Um novo relatório da Agência Internacional de Energia Renovável aponta que a capacidade total de geração renovável chegou a 5.149 gigawatts (GW) após a incorporação de 692 GW ao longo de 2025. Segundo a entidade, as fontes renováveis continuam liderando a expansão da matriz elétrica mundial, respondendo por 85,6% das novas adições, enquanto as fontes não renováveis seguem com participação menor.
“Em meio a um período de incertezas, a energia renovável permanece consistente e firme em sua expansão. Isso não apenas indica a preferência do mercado, mas também apresenta um forte argumento para a resiliência da energia renovável com uma clareza brutal. Um sistema de energia mais descentralizado, com uma parcela crescente de energias renováveis e mais participantes do mercado, é estruturalmente mais resiliente”, afirmou o diretor-geral da IRENA, Francesco La Camera.
Assim como no ano anterior, a energia solar foi o principal destaque, com acréscimo de 511 GW, equivalente a cerca de 75% da expansão total. A energia eólica aparece na sequência, com 159 GW adicionados. Juntas, solar e eólica representaram 96,8% de toda a nova capacidade instalada em 2025, refletindo a redução de custos dessas tecnologias. A bioenergia ocupou a terceira posição, com crescimento de 2,3% no ano, somando 3,4 GW.
O levantamento também evidencia desigualdades relevantes entre regiões. A Ásia manteve a liderança, respondendo por 74,2% das novas instalações, com adição de 513,3 GW e crescimento de 21,6%. A África registrou expansão de 15,9%, com incremento de 11,3 GW, impulsionada por países como Etiópia, África do Sul e Egito. Já o Oriente Médio apresentou a maior taxa de crescimento, de 28,9%, com destaque para a Arábia Saudita.
Em termos de capacidade acumulada, a Ásia segue na dianteira, com 2.891 GW instalados, seguida pela Europa, com 934 GW. A América Central e o Caribe apresentam o menor volume, com 21 GW em 2025. Segundo a IRENA, essa diferença evidencia a vulnerabilidade de economias com baixa participação de renováveis e reforça a necessidade de ampliar esses investimentos para garantir segurança energética.
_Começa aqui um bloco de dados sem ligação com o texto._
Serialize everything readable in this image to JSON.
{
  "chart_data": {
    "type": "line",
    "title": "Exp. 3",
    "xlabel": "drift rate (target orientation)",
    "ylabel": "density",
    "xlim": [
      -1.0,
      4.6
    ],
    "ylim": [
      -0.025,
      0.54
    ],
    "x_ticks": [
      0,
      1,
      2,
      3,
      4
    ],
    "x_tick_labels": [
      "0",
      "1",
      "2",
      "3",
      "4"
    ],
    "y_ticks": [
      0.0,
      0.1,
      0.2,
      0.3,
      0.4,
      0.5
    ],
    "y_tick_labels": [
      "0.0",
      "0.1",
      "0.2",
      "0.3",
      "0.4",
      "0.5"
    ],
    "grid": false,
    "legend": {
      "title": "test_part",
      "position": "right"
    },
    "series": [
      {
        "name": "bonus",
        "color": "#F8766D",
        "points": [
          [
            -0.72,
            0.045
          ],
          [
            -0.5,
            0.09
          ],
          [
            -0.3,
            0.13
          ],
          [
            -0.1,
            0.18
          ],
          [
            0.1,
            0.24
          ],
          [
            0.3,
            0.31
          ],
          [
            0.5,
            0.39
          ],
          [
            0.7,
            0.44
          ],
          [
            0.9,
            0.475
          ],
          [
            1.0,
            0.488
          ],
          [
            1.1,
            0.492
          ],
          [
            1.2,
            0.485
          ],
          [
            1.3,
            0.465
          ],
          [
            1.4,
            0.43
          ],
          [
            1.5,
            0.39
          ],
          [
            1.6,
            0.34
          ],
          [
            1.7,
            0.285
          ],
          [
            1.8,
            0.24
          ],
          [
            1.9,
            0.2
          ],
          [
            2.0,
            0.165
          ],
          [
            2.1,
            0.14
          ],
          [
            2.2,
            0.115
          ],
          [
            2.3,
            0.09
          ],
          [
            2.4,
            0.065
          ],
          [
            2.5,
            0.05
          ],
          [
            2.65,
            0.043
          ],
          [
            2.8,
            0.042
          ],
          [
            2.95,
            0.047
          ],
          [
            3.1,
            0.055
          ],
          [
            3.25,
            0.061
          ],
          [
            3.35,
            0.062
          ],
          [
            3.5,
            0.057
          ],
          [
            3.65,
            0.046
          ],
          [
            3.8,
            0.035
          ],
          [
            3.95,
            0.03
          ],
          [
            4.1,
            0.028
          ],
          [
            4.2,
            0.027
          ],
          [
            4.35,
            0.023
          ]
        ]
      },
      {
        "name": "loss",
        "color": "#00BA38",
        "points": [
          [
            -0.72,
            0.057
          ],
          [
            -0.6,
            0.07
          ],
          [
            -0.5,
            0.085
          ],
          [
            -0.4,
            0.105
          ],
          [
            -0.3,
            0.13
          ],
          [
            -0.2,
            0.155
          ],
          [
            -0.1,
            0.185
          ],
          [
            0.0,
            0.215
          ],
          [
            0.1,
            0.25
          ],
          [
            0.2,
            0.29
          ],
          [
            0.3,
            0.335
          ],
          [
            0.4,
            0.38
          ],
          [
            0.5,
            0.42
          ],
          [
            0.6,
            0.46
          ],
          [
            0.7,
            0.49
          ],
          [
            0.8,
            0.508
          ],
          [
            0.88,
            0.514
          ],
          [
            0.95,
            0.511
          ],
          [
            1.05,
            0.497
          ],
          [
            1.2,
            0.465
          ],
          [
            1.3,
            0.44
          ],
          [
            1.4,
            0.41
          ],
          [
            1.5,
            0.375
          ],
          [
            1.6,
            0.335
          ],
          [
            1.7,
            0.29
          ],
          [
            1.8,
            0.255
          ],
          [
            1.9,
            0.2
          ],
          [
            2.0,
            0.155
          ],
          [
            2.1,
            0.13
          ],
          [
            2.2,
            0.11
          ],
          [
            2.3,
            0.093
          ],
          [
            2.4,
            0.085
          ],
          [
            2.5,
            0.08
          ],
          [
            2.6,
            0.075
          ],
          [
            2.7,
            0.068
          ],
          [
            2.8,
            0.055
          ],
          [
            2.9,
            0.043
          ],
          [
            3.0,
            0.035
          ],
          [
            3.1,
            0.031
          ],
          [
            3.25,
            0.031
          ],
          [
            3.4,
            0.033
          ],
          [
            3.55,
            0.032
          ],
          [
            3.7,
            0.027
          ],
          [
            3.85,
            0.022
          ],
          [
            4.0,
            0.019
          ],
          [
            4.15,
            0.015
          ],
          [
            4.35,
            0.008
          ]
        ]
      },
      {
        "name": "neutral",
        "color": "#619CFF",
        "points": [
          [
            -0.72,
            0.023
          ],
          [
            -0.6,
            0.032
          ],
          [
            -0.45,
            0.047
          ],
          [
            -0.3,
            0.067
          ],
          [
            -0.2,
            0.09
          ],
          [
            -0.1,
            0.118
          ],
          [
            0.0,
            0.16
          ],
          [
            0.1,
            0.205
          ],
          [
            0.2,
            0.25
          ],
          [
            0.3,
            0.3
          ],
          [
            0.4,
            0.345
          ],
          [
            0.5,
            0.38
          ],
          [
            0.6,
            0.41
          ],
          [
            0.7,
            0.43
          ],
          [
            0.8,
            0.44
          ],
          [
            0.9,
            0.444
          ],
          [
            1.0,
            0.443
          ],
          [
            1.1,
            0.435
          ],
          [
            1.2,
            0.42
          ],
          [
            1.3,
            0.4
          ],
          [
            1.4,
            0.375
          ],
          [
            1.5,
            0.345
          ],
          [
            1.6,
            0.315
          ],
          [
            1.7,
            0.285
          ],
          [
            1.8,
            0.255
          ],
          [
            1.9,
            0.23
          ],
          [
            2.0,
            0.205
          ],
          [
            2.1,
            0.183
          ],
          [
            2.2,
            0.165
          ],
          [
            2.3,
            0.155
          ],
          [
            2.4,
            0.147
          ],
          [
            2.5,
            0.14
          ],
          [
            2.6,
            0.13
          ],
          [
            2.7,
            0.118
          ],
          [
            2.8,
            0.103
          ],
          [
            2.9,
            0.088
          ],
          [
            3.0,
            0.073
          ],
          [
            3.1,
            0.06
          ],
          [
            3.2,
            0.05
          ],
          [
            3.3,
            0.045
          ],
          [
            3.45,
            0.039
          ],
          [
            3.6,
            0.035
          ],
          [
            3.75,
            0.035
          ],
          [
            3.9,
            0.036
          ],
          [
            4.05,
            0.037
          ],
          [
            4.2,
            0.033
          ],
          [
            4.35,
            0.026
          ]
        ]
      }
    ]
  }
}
A entidade também destaca que as tensões geopolíticas recolocam o tema da energia no centro do debate global. A escalada de conflitos no Oriente Médio, por exemplo, amplia as preocupações com o abastecimento e a volatilidade dos preços dos combustíveis fósseis. Nesse contexto, a IRENA avalia que as fontes renováveis ganham relevância por contribuírem para sistemas mais resilientes e menos expostos a choques externos. “Como as energias renováveis são produzidas internamente, têm menor custo e podem ser implementadas rapidamente, ampliar sua participação nas matrizes nacionais pode reduzir a dependência dos mercados internacionais de combustíveis”, concluiu a instituição.

Confira a seguir um resumo dos avanços da capacidade de geração renovável no mundo:
Energia solar: a energia solar fotovoltaica foi responsável por 510,3 GW dos 511,2 GW do total de acréscimos de energia solar em 2025.
Energia hidrelétrica renovável (excluindo hidrelétricas bombeadas): 18,4 GW foram adicionados em 2025, com 96% do aumento vindo da China. Etiópia, Índia, Tanzânia, Butão, Vietnã, Canadá, Áustria, Indonésia e Nepal, respectivamente, adicionaram mais de 0,5 GW.
Energia eólica: a capacidade cresceu 14% a partir de 2024, com acréscimos recordes de 158,7 GW em 2025. A China foi responsável por quase três quartos da expansão, acrescentando 119,4 GW, enquanto a Índia registrou um aumento de 6,3 GW.
Bioenergia: a capacidade aumentou em 3,4 GW, liderada pelo Japão, que mais do que dobrou sua expansão da capacidade de bioenergia a partir de 2024, acrescentando 1,1 GW em 2025. A China veio em seguida com acréscimos de capacidade de 0,8 GW e o Brasil com acréscimos de 0,6 GW.
Energia geotérmica: A capacidade cresceu em uma taxa semelhante à do ano anterior, de 1,7%, acrescentando 0,3 GW em 2025. As Filipinas e a Indonésia contribuíram com 0,1 GW de acréscimos cada, seguidas pela Alemanha, Turquia e Japão.
A eletricidade fora da rede (excluindo Eurásia, Europa e América do Norte): expandiu-se em 1,7 GW, liderada pela energia solar com 1,5 GW. Uma ampla gama de tipos de bioenergia acrescentou 0,2 GW à adição total de capacidade fora da rede.